OPINIÓN
Por Carlos A. Solero*
Si de algo estamos convencidos es que el capitalismo es un sistema predador de la vida en todas sus expresiones.
Está en la esencia capitalista arrasar con la naturaleza a la que considera como un potencial recurso de los procesos productivos. El desarrollo de las fuerzas productivas implica avanzar como sea, aniquilando lo que oponga, sean vegetales, minerales, vidas animales o humanas.
El extractivismo minero, petrolero y de los agronegocios es un ejemplo palmario de lo que señalamos.
En Argentina y en Latinoamérica, más allá de las etiquetas gubernamentales, se impone ese modelo, que obedece al patrón de acumulación capitalista.
En Bolivia es el litio y el gas; en Argentina y Brasil la sojización acelerada; en Venezuela el petróleo y en los países centro americanos la continuidad de las multinacionales frutícolas.
Todo esto implica el desplazamiento de poblaciones que los poderosos consideran un “obstáculo”. La represión de vecinos autoconvocados en asambleas que luchan por la defensa del agua o por la tierra y contra el capital es parte del plan hiperdesarrollista.
Recordemos los ataques a indígenas del Chaco y Formosa para ampliar la “frontera de la soja”, la represión a vecinos en Jáchal (San Juan) que luchan contra la contaminación de los ríos.
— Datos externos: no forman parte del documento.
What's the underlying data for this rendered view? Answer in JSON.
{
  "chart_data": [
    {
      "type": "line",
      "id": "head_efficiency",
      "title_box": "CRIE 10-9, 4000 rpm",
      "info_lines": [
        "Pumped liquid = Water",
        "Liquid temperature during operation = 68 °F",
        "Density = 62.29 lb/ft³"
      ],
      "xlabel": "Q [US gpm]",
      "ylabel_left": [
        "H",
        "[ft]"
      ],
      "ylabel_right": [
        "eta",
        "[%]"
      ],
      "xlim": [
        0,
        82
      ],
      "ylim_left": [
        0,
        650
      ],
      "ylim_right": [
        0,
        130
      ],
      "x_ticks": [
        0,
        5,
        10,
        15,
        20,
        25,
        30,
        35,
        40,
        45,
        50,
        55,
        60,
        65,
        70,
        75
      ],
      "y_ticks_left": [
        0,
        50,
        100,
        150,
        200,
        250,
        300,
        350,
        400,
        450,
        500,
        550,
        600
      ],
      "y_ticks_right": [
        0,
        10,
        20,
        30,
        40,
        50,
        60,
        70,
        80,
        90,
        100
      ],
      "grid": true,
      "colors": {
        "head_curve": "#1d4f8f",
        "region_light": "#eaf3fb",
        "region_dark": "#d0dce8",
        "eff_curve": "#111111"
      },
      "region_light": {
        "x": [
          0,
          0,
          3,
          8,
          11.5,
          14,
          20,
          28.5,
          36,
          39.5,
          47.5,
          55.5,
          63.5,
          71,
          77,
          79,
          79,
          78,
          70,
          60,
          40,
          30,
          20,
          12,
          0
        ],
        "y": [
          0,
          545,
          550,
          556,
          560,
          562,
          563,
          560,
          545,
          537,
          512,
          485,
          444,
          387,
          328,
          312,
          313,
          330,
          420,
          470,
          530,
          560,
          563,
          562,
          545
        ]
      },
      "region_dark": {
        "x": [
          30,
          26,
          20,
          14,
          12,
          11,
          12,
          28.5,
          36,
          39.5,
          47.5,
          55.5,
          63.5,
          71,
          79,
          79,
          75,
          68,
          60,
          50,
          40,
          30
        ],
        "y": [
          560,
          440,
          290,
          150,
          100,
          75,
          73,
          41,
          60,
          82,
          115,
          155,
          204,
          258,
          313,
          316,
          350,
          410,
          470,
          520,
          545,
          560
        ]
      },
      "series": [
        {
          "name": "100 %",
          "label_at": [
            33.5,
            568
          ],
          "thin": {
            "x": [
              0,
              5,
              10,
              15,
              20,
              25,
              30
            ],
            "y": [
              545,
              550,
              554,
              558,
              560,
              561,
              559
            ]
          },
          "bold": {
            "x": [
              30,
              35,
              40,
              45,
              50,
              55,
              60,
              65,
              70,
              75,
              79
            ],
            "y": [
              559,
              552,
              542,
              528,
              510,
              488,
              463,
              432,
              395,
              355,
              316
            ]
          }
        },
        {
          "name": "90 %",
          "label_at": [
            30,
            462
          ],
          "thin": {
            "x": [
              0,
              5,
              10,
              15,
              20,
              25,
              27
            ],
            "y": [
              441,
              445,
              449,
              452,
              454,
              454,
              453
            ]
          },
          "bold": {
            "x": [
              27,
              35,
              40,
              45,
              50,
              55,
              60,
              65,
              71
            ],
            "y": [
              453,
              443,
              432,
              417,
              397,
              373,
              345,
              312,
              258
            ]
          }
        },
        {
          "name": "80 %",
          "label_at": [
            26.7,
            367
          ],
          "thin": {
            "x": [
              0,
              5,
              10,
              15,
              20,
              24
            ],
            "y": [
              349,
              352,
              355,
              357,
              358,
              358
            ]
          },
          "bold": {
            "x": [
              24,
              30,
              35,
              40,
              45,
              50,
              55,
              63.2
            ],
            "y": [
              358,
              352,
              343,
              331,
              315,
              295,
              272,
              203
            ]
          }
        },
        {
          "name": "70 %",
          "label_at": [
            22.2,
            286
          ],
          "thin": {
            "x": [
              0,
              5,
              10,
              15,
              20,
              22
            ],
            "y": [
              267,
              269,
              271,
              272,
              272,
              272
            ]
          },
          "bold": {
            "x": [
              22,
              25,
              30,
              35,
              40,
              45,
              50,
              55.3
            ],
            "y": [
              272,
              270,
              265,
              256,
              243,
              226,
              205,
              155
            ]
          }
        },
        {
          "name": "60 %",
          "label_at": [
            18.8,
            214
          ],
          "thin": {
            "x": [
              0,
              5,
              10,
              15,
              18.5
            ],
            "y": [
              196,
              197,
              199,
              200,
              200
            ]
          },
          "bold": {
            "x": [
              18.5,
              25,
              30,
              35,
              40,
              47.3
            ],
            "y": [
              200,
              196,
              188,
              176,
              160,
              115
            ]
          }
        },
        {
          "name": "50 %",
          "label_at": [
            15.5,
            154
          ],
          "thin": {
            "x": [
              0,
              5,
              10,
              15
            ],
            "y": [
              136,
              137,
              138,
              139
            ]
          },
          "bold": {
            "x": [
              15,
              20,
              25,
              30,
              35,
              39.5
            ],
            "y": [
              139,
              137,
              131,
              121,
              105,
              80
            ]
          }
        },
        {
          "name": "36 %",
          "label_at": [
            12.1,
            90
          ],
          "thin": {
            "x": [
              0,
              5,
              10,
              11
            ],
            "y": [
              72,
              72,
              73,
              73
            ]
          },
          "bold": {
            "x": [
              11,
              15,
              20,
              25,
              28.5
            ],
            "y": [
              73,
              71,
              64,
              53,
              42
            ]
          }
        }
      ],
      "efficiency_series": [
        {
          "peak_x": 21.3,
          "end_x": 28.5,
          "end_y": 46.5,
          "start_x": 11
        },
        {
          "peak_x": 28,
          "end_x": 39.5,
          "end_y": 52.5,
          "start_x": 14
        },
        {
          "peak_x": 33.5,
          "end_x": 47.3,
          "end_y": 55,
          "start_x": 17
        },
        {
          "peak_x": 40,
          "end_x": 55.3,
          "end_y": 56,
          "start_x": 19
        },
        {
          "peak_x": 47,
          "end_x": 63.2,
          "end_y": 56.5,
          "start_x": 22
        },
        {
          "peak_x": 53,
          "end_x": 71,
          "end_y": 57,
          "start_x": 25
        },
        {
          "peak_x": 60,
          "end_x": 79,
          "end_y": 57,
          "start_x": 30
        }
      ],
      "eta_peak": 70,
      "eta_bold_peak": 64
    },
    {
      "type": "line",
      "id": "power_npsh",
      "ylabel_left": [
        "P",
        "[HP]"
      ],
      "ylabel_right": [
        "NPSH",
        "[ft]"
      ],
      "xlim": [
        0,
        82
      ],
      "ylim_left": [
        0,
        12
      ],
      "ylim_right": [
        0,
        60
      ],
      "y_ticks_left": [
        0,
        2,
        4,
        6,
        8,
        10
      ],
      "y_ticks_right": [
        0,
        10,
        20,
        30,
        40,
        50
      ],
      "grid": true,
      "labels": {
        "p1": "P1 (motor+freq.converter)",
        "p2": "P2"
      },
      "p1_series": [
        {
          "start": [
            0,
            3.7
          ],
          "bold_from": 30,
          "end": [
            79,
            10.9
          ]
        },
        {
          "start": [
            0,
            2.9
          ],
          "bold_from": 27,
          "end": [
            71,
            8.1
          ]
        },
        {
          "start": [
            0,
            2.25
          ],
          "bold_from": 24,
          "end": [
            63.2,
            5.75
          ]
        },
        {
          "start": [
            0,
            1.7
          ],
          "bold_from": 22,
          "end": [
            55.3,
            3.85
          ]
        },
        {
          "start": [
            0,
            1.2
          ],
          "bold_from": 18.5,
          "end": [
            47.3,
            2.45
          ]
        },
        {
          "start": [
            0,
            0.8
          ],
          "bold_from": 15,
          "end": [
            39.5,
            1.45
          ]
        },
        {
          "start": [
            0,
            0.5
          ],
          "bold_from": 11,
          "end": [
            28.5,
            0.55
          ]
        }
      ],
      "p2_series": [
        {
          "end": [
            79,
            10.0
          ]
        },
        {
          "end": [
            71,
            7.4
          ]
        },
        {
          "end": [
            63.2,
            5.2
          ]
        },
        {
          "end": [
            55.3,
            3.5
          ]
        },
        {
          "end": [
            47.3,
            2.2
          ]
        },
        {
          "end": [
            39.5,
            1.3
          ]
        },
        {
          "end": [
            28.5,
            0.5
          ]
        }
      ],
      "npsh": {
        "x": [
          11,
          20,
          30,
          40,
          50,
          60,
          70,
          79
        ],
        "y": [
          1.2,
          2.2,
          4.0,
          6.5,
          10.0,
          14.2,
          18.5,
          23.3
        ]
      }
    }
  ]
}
Las incursiones en la Patagonia contra comunidades que resisten a la explotación de Vaca Muerta.
En el presente, en la provincia de Chubut, el gobernador Marino Arcioni se jacta de la declaración de zona minera al territorio que abarca desde la Cordillera de Los Andes hasta el Océano Atlántico.
La incompatibilidad entre el sistema capitalista y la preservación de la vida es clara y evidente.
Los desafíos están planteados. Hay que pasar a la acción autónoma y resistente.
* Profesor de Sociología de la Universidad Nacional de Rosario. Miembro de la Biblioteca y Archivo Histórico Social Alberto Ghiraldo.